Among the innovations that earned a thumbs-up are individual hot water heaters installed at the points of use, in place of a central unit; a high-efficiency HVAC system; solar tubes that channel natural light into the restaurant; ice-maker and walk-in condensers situated outside of the building, so the heat is vented externally; and occupancy sensors on bathroom light switches.
On the flip side, Subway learned that a multi-zoned air conditioning system didn’t make sense for an 1,800-sq.-ft. restaurant.
The experience also verified that the LEED-certified building may be too expensive for some franchisees to build. The chain and an independent purchasing cooperative for franchisees, IPC Subway, are now exploring ways to bring down the cost and still meet the Leadership in Energy and Environmental Design standards, said Brad Davis, equipment manager for IPC Subway.
The insights provided by the eco-store will figure into Subway’s far-reaching conservation efforts, according to Davis and his IPC Subway colleague on the panel, director of produce and social responsibility Tina Fitzgerald. “Everywhere there’s a cost, there’s a potential for savings,” commented Fitzgerald.
The “low-hanging fruit” of that effort is reducing how much packaging a store uses, said Fitzgerald. She acknowledged that the world’s largest quick-service chain was prompted in part to trim its paper use by government activism. Stores in Canada, for instance, now have to pay a tax on the paper wraps and bags “leaving out our doors. So we’re trying to reduce our packaging.”
She also voiced concerns about heightened regulatory activity in the United States, like bans on plastifoam food containers or plastic bags. Subway is about to replace its last foam container, a soup bowl, with a paper version, she said, adding, “Hallelujah.”
A comprehensive program to bring less paper into units, largely by cutting shipping-carton use, has already saved the system about $4.5 million, Fitzgerald revealed.

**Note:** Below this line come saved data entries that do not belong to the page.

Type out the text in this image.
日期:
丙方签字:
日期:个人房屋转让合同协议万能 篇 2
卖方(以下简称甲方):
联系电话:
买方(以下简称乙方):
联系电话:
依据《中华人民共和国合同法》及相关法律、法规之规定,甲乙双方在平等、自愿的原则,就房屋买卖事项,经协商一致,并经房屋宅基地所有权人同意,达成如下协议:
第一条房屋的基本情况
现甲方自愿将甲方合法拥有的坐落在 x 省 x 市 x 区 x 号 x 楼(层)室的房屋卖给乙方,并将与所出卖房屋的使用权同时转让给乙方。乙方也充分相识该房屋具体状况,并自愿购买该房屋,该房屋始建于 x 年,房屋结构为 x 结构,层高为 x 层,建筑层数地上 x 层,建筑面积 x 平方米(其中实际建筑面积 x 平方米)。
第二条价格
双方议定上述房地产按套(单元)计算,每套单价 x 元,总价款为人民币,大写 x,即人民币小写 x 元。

Subway’s other green efforts include redesigning the chain’s distribution network to require less fuel, and looking at the environmental impact of the chain’s uniforms.
Subway has already switched to chemicals sanctioned by Green Seal, an eco-advocacy group, and now has wet-packed items like peppers shipped in containers that can hold 25 percent more product in the same-sized package.
A highlight of the chain’s green efforts, Davis indicated, was the opening of the eco-store in Kissimee, Fla., in November of 2007. In addition to using 25 percent less water than a sister unit down the street, the restaurant provides such aesthetic benefits as natural lighting; sunlight is the only illumination needed during the day, Davis said. The unit uses solar tubes, a type of skylight that channels the sun’s rays into the building.
Davis also noted that employees or customers can look out a window from 90 percent of the restaurant’s floor space, and that the installation of hot water heaters near sinks puts “hot water on demand.”
In a video that Davis aired about the Kissimee store, the franchisee-operator also asserted that the food looks better under natural light.
Spending on utilities consumes approximately 2.5 percent to 3.4 percent of total restaurant sales, depending on the type of operation.